Die erheblichen Haushaltsbelastungen spiegeln sich in den Rechnungsergebnissen 2014 und den Ländervergleichen wider: Zwar schloss der konsumtive Haushaltsteil, der die laufenden Einnahmen und laufenden Ausgaben umfasst, insbesondere infolge eines erneuten Anstiegs des Steueraufkommens mit einem Überschuss von 384 Mio. Euro ab. Dieser reichte jedoch bei Weitem nicht aus, die Investitionsausgaben einschließlich der ihnen zugeordneten Zuführungen an den Pensionsfonds sowie die Tilgungsausgaben zu decken.

Das Verhältnis der neuen Schulden am Kreditmarkt zu den Gesamtausgaben des Landes (Kreditfinanzierungsquote) lag mit 4,1 % um mehr als das Doppelte über der Durchschnittsquote von 2,0 % bei allen anderen Flächenländern. Lediglich die Konsolidierungshilfeländer Saarland und Schleswig-Holstein wiesen höhere Fremdfinanzierungsanteile als Rheinland-Pfalz aus.

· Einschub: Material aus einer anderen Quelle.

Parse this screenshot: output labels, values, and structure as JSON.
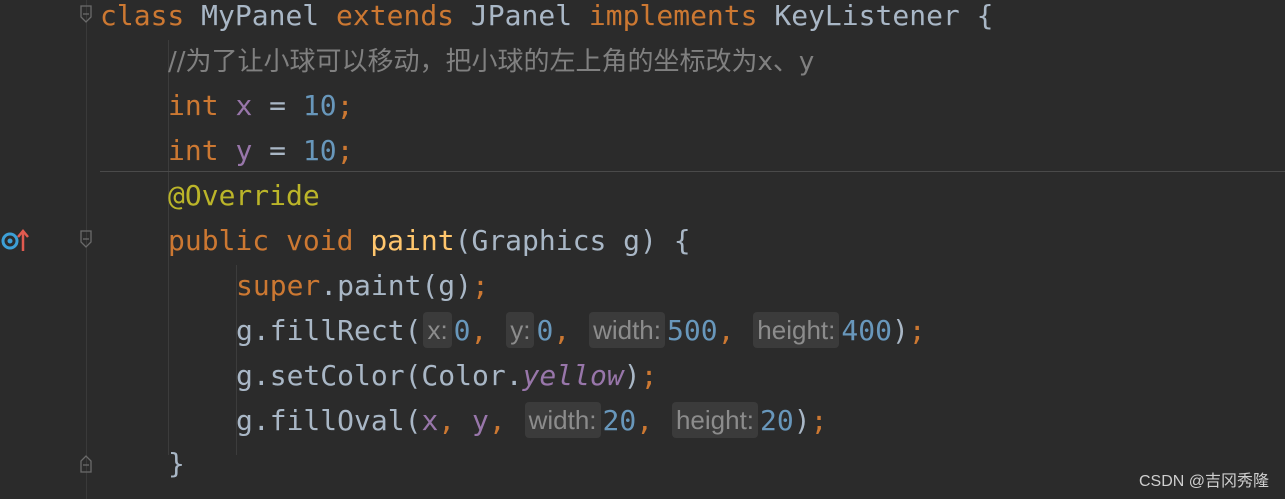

Mit einer Pro-Kopf-Verschuldung von 8.157 Euro lag Rheinland-Pfalz um 40,8 % über dem Durchschnitt der anderen Flächenländer (5.795 Euro). Höhere Schulden je Einwohner hatten nur die Konsolidierungshilfeländer Saarland, Schleswig-Holstein und Sachsen-Anhalt. Die Zinsausgaben (950 Mio. Euro) überschritten mit 237 Euro je Einwohner den Durchschnittswert der anderen Flächenländer (171 Euro) um 38,6 %. Lediglich das Saarland, Schleswig-Holstein, Sachsen-Anhalt und Thüringen hatten – gemessen an der Zahl der Einwohner – höhere Zinsausgabenbelastungen.

Der Anteil der Investitionsausgaben an den Gesamtausgaben betrug in Rheinland-Pfalz 9,4 %. Wären die Zuführungen an den Finanzierungsfonds für die Beamtenversorgung entsprechend der Handhabung in anderen Ländern nicht als Investitionen, sondern als besondere Finanzierungsausgaben gewertet worden, hätte sich die Investitionsquote des Kernhaushalts lediglich auf 6,2 % belaufen. Damit wäre die Durchschnittsquote der anderen Flächenländer um fast vier Prozentpunkte unterschritten worden. Dies deutet, auch wenn der Ländervergleich infolge unterschiedlicher Aufgabenauslagerungen und landesspezifischer Besonderheiten beeinträchtigt ist, auf eine unterdurchschnittliche Investitionstätigkeit hin.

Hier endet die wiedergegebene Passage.